Shadow and Bone, by Leigh Bardugo

“The Shadow Fold, a swathe of impenetrable darkness, crawling with monsters that feast on human flesh, is slowly destroying the once-great nation of Ravka.

“Alina, a pale, lonely orphan, discovers a unique power that thrusts her into the lavish world of the kingdom’s magical elite - the Grisha. Could she be the key to unravelling the dark fabric of the Shadow Fold and setting Ravka free?”

Lord Loss, by Darren Shan

“When Grubbs Grady first encounters Lord Loss and his evil minions, he learns three things: the world is vicious, magic is possible, demons are real.

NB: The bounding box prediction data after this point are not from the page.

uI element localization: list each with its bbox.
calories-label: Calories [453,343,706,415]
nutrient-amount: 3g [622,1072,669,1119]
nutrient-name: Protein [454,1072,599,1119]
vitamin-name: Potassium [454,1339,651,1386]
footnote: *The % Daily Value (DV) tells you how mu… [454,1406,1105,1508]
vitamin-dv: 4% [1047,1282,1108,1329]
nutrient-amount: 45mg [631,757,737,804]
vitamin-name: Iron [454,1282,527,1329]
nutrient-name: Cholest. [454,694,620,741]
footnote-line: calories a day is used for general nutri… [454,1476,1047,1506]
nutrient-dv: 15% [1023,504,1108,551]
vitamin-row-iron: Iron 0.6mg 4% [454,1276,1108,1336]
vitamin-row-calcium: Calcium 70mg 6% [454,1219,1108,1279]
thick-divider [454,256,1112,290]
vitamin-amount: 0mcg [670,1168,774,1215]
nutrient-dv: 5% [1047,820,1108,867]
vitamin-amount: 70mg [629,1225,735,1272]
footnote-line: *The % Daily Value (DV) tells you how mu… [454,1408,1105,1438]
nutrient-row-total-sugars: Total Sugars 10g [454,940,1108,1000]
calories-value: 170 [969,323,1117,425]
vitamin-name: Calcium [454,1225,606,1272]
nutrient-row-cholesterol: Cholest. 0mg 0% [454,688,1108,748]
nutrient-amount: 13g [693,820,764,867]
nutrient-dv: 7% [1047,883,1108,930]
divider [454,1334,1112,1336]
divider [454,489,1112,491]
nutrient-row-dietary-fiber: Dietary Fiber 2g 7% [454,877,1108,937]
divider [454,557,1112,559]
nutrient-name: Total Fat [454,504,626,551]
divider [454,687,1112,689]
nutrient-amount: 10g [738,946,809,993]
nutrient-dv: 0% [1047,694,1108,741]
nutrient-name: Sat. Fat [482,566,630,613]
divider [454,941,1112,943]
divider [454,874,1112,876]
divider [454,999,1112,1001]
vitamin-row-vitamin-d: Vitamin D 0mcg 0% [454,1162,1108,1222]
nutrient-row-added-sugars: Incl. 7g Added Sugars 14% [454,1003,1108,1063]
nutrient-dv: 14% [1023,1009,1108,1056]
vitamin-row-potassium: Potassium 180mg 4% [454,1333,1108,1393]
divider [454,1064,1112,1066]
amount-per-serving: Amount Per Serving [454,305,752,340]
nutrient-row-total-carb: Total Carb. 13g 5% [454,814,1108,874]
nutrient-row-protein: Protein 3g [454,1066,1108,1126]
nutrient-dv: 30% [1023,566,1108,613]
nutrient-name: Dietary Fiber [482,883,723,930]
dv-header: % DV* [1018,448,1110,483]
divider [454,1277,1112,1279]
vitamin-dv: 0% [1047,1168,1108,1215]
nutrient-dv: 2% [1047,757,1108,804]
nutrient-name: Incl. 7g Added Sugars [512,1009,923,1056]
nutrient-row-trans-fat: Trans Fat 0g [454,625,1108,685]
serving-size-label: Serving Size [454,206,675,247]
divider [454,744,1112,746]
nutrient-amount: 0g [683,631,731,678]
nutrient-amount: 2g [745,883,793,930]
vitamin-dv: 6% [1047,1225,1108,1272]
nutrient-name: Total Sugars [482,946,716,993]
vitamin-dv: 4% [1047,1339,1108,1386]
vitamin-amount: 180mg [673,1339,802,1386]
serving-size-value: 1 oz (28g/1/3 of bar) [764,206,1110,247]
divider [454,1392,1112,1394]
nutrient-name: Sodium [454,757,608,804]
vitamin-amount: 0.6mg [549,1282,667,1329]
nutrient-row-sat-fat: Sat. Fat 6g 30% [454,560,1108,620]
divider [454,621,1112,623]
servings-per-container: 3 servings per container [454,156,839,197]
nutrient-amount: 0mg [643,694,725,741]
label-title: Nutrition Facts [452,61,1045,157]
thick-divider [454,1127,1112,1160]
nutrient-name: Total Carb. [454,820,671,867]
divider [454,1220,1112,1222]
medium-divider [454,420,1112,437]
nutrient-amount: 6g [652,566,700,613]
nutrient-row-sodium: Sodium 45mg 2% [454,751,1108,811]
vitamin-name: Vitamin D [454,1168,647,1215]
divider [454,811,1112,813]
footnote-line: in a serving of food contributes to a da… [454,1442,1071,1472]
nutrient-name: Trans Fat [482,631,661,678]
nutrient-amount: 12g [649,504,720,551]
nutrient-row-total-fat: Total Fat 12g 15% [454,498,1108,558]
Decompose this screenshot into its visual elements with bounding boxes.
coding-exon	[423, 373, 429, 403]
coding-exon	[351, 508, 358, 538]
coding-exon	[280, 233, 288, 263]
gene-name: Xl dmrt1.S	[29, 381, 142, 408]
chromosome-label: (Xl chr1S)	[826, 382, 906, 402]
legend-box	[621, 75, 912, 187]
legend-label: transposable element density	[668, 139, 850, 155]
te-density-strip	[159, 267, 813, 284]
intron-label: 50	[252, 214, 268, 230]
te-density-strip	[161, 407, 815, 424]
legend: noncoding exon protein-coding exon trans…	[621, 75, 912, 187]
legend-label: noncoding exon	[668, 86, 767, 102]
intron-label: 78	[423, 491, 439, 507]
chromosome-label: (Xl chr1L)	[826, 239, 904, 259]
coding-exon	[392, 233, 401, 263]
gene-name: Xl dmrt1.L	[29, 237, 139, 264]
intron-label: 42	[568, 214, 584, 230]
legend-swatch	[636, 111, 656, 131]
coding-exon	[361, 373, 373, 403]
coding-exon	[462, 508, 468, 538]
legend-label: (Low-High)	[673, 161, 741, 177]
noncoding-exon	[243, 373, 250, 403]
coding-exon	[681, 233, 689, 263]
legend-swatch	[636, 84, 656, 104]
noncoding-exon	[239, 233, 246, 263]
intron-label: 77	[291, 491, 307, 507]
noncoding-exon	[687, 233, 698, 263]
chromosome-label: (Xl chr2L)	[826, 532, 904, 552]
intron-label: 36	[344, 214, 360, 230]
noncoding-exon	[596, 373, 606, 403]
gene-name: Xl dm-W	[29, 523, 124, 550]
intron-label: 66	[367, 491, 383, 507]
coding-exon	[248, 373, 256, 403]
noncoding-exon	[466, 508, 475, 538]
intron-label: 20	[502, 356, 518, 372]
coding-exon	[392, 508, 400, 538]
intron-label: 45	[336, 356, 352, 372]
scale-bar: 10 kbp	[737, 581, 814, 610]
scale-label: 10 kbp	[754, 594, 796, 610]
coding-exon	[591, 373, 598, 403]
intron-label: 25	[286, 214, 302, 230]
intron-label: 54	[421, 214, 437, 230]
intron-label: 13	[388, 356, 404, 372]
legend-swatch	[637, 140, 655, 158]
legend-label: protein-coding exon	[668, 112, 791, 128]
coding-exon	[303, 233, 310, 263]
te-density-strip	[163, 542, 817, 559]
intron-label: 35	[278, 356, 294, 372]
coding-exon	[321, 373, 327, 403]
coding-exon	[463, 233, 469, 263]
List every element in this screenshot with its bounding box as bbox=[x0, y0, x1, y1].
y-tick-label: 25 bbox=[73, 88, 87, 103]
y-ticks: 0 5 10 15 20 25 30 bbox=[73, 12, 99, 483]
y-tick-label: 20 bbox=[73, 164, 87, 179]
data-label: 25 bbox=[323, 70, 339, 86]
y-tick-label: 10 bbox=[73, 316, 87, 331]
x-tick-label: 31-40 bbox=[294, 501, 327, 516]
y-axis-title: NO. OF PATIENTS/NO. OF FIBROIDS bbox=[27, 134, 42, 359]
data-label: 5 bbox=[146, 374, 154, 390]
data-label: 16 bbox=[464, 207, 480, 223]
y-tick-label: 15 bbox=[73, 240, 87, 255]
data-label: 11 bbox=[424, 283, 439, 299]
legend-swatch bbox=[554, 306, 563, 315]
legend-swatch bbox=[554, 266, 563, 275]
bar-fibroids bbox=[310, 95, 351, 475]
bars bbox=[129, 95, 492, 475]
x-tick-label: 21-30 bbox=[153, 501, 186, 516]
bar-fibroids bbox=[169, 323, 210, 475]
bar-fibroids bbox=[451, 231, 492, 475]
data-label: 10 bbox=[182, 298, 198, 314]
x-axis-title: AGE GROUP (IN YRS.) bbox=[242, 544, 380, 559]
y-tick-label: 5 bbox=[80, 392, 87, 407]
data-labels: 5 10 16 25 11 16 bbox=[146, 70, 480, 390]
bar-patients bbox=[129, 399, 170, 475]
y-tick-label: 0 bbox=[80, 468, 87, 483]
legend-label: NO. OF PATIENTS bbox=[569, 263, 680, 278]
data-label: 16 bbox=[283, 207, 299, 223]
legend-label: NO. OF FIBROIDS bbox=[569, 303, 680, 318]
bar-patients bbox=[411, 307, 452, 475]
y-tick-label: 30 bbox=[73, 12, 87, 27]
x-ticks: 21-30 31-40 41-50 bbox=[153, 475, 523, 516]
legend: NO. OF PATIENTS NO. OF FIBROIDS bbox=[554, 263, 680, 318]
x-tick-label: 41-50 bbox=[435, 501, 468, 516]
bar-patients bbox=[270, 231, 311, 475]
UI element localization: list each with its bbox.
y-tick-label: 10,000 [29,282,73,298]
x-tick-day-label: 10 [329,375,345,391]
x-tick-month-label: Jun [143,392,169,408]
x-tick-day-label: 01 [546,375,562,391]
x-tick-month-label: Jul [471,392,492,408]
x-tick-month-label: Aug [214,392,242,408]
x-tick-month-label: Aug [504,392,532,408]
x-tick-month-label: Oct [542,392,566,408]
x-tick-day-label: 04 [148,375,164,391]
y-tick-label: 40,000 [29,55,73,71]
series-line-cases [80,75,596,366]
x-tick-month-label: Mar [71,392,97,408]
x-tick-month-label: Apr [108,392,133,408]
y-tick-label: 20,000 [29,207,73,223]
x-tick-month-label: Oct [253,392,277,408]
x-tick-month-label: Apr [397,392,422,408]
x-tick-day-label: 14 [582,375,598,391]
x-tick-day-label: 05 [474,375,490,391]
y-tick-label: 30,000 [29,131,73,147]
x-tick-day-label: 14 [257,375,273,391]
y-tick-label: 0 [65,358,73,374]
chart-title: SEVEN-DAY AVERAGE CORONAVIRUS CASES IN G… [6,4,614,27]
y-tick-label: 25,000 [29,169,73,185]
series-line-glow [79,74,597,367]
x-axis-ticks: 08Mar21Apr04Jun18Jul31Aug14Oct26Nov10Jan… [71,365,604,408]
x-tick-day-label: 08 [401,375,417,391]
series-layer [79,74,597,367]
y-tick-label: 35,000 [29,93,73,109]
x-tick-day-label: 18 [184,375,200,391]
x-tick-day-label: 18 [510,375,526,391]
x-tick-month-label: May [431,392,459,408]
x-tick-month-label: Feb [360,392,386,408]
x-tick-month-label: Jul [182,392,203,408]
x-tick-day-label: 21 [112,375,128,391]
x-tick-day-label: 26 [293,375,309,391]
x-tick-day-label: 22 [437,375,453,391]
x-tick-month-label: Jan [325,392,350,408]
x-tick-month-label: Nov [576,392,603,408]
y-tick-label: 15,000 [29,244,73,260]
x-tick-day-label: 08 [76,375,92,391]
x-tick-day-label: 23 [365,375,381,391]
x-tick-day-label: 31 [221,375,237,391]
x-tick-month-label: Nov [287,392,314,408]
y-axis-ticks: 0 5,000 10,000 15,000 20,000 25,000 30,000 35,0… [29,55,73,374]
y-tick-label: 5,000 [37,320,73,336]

He thinks that he will never again witness such a terrible night of death and darkness. He is wrong.”

Unnatural Creatures: a number of stories featuring unnatural creatures along with several other creatures who are unlikely, impossible, or do not exist at all, by Neil Gaiman & Maria Dahvana Headley (eds.), illustrated by Briony Morrow-Cribbs

“The griffin, the sunbird, manticores, unicorns - all manner of glorious creatures never captured in zoos, museums or photographs are packed vividly into this collection of stories. Neil Gaiman has included some of his own childhood favourites alongside stories classic and modern to spark the imagination of readers young and old.”

The Boneless Mercies, by April Genevieve Tucholke

“Frey, Ovie, Juniper, and Runa are the Boneless Mercies - girls hired to kill quickly, quietly, and mercifully. They help young wives get rid of old husbands, or the lingering sick slip into the next world.

“But Frey is weary of the death trade and dreams of a life bigger than the one she’s been dealt. So when she hears of an unstoppable monster slaughtering men, women, and children in a nearby town, she decides this is the Mercies’ one chance out. The fame and fortune of bringing down such a beast would ensure a new future, far from the death trade, for all the Mercies.

“But Frey soon learns the real meaning of sacrifice, and the cost of guts and glory. Her actions may change the fate of girls in the world forever.”

Angelmonster, by Veronica Bennet

Angelmonster is a powerful story about Mary Shelley, author of Frankenstein, and the thin line between love and obsession.”

And some classics…

Frankenstein, by Mary Wollstonecraft

“Victor Frankenstein, a Swiss scientist, has a great ambition: to create intelligent life. But when his creature first stirs, he realises he has made a monster. A monster which, abandoned by his master and shunned by everyone who sees it, follows Dr Frankenstein with murder and horrors to the very ends of the earth.”

Dracula, by Bram Stoker

“Beware Count Dracula. He has been dead for centuries, yet still he walks the Earth. His Transylvanian castle is a dark and mysterious place, where terror is constant and survival is rare. Visitors are always welcome, to a fate worse than death.”

The Strange Case of Dr Jekyll & Mr Hyde and other tales, by Robert Louis Stevenson & Roger Luckhurst

“This dark psychological fantasy is more than a moral tale. It is also a product of its time, drawing on contemporary theories of class, evolution and criminality and the secret lives behind Victorian propriety, to create a unique form of urban Gothic.”

The Island of Doctor Moreau, by H. G. Wells

“Prendick, a naturalist, is shipwrecked on the island retreat of notorious vivisector, Dr Moreau. In a laboratory called the House of Pain, Moreau manufactures ‘humanised’ animals known as the Beast People, whom he controls through fear - until the terrifying day when one of his degraded victims turns against him.”